- Citizenship: British
- Known for: Physiology of arthritis
- Scientific career
- Fields: Biochemistry, rheumatology
- Institutions: Strangeways Research Laboratory, Cambridge, Hughes Hall, Cambridge

= John T. Dingle =

British biologist and rheumatologist

John T. Dingle is a British biologist and rheumatologist. He joined the staff of the Strangeways Research Laboratory in 1959 as a research assistant to then-director Honor Fell, and later himself served as director from 1979 to 1993, taking over the position after the death of Michael Abercrombie.
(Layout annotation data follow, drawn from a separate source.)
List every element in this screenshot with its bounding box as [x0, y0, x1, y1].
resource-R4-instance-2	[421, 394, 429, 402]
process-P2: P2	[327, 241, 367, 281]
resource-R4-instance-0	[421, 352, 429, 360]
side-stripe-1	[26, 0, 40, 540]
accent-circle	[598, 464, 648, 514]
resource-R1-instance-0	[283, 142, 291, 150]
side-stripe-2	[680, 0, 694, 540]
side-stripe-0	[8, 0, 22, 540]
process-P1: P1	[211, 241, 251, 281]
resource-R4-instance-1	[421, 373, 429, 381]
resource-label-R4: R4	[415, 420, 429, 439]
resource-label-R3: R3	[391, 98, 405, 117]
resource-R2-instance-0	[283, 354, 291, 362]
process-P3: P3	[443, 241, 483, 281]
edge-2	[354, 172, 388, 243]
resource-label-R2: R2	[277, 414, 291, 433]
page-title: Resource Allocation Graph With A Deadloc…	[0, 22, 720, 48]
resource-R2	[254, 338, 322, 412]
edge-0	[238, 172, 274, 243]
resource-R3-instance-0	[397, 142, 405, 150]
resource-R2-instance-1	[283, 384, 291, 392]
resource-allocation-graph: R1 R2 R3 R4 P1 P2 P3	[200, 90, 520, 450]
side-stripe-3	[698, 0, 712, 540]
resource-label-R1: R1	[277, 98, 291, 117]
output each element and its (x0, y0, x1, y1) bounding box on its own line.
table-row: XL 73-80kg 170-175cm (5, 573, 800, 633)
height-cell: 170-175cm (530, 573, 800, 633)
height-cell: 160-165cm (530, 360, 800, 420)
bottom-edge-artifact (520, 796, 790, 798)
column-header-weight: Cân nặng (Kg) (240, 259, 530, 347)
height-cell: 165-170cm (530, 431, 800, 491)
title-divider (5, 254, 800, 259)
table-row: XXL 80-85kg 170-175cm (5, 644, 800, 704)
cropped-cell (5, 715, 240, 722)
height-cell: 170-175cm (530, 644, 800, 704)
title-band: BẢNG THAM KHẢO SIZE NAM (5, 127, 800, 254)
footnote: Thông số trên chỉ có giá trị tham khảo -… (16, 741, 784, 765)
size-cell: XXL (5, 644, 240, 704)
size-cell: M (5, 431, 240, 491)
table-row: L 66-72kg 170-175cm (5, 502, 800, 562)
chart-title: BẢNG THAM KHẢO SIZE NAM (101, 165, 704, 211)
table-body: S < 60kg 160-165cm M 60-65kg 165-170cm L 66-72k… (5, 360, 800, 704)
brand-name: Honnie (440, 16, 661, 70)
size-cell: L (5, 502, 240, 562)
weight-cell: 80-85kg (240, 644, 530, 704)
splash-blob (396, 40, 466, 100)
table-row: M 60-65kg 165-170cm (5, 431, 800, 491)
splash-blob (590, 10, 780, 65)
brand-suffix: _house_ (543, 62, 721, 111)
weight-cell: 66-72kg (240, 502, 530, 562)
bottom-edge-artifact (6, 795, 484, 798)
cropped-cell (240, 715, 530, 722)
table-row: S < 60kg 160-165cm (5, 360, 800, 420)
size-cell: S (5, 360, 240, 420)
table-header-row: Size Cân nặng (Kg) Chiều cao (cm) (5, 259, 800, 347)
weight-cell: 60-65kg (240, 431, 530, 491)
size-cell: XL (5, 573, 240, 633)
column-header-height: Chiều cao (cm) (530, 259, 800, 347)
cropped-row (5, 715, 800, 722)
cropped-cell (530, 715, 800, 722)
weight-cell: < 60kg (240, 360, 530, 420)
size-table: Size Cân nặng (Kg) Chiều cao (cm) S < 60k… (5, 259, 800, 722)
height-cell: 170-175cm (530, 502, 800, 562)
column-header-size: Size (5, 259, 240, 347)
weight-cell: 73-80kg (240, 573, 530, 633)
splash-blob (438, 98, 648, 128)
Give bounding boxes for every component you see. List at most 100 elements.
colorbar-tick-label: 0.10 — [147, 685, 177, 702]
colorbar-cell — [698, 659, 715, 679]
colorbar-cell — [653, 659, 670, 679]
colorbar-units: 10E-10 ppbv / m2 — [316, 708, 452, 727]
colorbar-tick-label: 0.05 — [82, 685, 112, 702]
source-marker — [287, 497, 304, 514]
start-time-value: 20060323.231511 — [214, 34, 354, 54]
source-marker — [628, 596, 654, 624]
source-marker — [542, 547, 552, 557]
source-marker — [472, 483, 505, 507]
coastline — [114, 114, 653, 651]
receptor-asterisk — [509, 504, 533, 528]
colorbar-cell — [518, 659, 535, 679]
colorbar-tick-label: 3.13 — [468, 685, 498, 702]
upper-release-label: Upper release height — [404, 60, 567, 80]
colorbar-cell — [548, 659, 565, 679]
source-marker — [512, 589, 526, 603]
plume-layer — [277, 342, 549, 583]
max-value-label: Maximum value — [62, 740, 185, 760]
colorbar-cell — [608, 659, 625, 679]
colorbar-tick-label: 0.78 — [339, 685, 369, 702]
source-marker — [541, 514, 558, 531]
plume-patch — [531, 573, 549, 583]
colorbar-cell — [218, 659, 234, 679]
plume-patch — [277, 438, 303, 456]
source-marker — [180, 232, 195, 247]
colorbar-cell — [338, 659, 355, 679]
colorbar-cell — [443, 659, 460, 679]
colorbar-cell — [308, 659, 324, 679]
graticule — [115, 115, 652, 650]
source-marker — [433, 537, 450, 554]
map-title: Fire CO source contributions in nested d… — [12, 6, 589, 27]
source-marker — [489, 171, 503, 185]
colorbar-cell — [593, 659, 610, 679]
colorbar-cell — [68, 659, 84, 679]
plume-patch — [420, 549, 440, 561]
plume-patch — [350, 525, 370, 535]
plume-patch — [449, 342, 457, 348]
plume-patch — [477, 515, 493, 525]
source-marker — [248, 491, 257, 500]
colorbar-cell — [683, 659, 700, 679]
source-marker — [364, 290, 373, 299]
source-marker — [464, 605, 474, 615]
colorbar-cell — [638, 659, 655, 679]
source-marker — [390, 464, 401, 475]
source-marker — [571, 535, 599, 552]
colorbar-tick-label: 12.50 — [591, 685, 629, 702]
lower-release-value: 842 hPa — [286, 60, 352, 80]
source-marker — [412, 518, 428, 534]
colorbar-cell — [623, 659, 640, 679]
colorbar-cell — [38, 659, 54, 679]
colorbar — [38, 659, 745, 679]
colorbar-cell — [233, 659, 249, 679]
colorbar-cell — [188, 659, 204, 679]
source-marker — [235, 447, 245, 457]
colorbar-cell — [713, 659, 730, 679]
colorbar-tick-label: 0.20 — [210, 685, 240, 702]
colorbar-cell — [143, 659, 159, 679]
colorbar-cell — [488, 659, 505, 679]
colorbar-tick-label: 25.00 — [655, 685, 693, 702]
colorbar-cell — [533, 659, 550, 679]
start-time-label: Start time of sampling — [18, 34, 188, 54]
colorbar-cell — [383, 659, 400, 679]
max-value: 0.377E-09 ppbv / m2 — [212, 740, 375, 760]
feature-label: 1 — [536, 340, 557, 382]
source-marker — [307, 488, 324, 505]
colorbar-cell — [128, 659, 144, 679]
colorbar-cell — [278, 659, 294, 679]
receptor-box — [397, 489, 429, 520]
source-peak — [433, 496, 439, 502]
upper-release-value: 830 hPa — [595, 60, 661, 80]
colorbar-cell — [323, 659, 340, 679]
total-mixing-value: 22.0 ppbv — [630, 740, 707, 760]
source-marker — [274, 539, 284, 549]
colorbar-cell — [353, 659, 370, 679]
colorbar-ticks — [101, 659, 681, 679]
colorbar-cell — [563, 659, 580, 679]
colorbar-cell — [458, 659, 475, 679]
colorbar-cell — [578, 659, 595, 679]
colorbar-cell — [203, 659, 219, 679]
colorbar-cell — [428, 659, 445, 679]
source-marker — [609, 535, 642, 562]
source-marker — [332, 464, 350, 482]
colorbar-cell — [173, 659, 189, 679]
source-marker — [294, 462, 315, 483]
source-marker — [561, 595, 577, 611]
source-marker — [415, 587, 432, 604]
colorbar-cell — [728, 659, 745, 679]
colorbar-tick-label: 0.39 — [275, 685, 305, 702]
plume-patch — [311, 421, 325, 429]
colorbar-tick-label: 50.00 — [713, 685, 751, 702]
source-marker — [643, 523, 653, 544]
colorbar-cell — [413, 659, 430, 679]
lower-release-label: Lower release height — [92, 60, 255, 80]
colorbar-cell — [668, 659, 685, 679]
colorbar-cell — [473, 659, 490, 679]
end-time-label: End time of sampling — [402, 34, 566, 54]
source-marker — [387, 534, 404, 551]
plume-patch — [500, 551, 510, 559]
His presence at Strangeways helped to move its research direction toward the original research interests of its founder, Thomas Strangeways, who sought to understand the physiology of arthritis and other rheumatic diseases, after many years in which the laboratory specialized more narrowly in tissue culture and cell biology. Dingle was the president of Hughes Hall from 1993 to 1998, and is an honorary fellow. He was the founding chairman of the British Connective Tissue Society (now the British Society for Matrix Biology), serving from 1980 to 1987. From 1975 to 1982 he was Chairman of the Editorial Board of the Biochemical Journal. Among his notable trainees is University of California, San Francisco cell biologist Zena Werb, who was a postdoctoral fellow with Dingle and subsequently worked as a research assistant at Strangeways.